I bought a house with gas stove connected to a propane tank. The same small propane tank uses for a garden grill. The tank is outside and it is connected to stove in the kitchen by a pipe.

This is a convenient solution for me because I can change tank easily and the cost is smaller than if I would use an electric stove.

I am trying to figure out if this is against codes/insurance rules. Can someone answer me if in case of fire in my house insurance company would not honor and cancel the claim because of this?
 


#2
Hi,

I bought a house with gas stove connected to a propane tank. The same small propane tank uses for a garden grill. The tank is outside and it is connected to stove in the kitchen by a pipe.

This is a convenient solution for me because I can change tank easily and the cost is smaller than if I would use an electric stove.

I am trying to figure out if this is against codes/insurance rules. Can someone answer me if in case of fire in my house insurance company would not honor and cancel the claim because of this?
What is the name of your state?

You will need to check your city codes and your insurance policy.
 
#4
Some of those installations are " pre code" ...be careful about opening up a can of worms . ( My stove is pre code in that it requires an oven match light ) . They are generally safe and not an insurance issue. Connections can readily be checked with a cup of soapy water . As a matter of cost effective use...the cost per gallon in the small 20 lb tanks which are often filled with but 15 lb of propane is often much higher than delivered service to larger tanks. I continue to use the small tanks ..as my usage is so small and I like my old stove....refill is less expensive than exchange .....but there Is language in insurance policy about unapproved changes so I don't mess with the pipes etc just in case.....don't know what is in your policy.

ITs rare that a newer home would be set up for 20lb tanks ...but not uncommon that larger tanks owned by supplier were removed for one reason or another.
 
#5
Tank exchange for the small tanks is a real racket.
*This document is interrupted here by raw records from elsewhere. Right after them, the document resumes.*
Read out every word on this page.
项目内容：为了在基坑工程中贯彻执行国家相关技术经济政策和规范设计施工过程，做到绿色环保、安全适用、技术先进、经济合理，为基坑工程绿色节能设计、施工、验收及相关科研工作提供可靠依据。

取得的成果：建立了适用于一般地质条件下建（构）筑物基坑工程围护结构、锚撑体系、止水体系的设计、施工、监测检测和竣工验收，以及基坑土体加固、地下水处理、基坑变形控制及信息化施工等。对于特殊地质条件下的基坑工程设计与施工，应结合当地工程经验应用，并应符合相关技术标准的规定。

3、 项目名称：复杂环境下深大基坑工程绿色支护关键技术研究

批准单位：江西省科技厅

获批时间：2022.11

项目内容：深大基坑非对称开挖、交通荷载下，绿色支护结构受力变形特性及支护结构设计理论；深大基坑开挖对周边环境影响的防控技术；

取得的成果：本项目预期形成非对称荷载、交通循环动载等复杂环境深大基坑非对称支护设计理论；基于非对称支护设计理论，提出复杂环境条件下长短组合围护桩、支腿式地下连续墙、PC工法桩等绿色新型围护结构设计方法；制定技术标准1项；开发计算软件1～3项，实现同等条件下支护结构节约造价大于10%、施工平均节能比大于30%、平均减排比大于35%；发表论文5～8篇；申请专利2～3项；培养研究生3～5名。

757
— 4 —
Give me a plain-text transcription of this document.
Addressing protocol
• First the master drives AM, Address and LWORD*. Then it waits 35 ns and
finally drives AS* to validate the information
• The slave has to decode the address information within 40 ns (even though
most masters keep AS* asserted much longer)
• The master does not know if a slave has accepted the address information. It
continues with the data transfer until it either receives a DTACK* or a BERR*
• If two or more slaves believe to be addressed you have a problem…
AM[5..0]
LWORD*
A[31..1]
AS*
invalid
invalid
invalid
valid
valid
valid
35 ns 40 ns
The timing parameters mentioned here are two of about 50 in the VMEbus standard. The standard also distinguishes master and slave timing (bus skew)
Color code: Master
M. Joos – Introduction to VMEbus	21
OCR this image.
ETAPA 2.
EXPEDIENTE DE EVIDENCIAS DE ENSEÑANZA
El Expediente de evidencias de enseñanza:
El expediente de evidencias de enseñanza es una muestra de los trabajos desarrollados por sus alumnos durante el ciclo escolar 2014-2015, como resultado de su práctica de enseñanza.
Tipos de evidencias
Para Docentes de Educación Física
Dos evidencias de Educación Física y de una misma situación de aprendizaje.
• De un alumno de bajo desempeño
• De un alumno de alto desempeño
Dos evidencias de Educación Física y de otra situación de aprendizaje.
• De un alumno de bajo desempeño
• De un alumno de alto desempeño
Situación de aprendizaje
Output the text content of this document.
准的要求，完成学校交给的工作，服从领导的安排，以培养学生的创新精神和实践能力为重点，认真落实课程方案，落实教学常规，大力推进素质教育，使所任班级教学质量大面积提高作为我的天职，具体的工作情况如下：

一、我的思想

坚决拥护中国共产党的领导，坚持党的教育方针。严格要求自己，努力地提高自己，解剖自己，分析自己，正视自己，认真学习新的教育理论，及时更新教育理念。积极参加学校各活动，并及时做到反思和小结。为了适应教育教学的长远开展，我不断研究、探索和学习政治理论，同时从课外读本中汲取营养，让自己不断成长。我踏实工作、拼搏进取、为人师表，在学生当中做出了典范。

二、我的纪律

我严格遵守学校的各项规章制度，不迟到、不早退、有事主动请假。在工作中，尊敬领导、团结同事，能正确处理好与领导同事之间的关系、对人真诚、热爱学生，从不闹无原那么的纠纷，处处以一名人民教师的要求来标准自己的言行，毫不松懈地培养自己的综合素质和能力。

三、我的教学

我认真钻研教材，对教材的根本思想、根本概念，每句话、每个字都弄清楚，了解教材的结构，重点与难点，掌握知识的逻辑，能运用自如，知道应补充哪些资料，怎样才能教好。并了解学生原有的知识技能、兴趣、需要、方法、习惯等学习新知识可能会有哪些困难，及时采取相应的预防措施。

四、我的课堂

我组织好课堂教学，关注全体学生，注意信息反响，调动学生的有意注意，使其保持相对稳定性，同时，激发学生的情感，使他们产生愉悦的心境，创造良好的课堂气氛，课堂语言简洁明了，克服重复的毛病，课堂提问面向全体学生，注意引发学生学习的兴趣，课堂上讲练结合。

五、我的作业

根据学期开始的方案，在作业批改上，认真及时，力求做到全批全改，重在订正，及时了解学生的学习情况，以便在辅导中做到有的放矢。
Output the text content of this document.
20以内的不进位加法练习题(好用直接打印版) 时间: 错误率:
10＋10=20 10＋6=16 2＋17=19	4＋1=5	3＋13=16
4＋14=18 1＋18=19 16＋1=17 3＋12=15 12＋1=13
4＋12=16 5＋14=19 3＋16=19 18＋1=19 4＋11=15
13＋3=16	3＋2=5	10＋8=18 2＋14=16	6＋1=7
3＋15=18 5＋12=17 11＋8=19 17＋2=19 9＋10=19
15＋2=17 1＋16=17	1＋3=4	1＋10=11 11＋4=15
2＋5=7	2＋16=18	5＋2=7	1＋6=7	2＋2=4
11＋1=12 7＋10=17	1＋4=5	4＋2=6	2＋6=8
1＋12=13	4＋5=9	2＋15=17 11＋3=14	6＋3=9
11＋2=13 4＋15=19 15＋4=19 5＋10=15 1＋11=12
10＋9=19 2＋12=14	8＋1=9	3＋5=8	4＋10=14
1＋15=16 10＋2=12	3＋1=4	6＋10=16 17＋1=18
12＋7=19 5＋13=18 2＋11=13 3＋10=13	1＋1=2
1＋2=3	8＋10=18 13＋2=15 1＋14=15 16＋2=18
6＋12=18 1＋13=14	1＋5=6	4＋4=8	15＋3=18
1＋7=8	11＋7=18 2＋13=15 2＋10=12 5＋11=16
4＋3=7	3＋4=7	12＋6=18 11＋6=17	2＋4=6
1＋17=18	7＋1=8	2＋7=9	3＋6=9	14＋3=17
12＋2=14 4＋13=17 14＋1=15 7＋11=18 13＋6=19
My local filler charges less than most of the exchange places even if the tank is BONE dry, but far less when you realize the tanks probably still have 1/4 or more of capacity.
 
#6
Tank exchange for the small tanks is a real racket. My local filler charges less than most of the exchange places even if the tank is BONE dry, but far less when you realize the tanks probably still have 1/4 or more of capacity.
My tanks usually end up, well, let's just say "visually unappealing". I prefer being able to just swap for a new one. The cost out here is about $5 more to exchange vs. the minimum charge for filling one tank.
 
#7
I've been known to swap some ugly tanks as well. However, mine usually don't need that level of refreshing. I take it over to my local independent store and have them topped up. That way I always have several FULL tanks ready.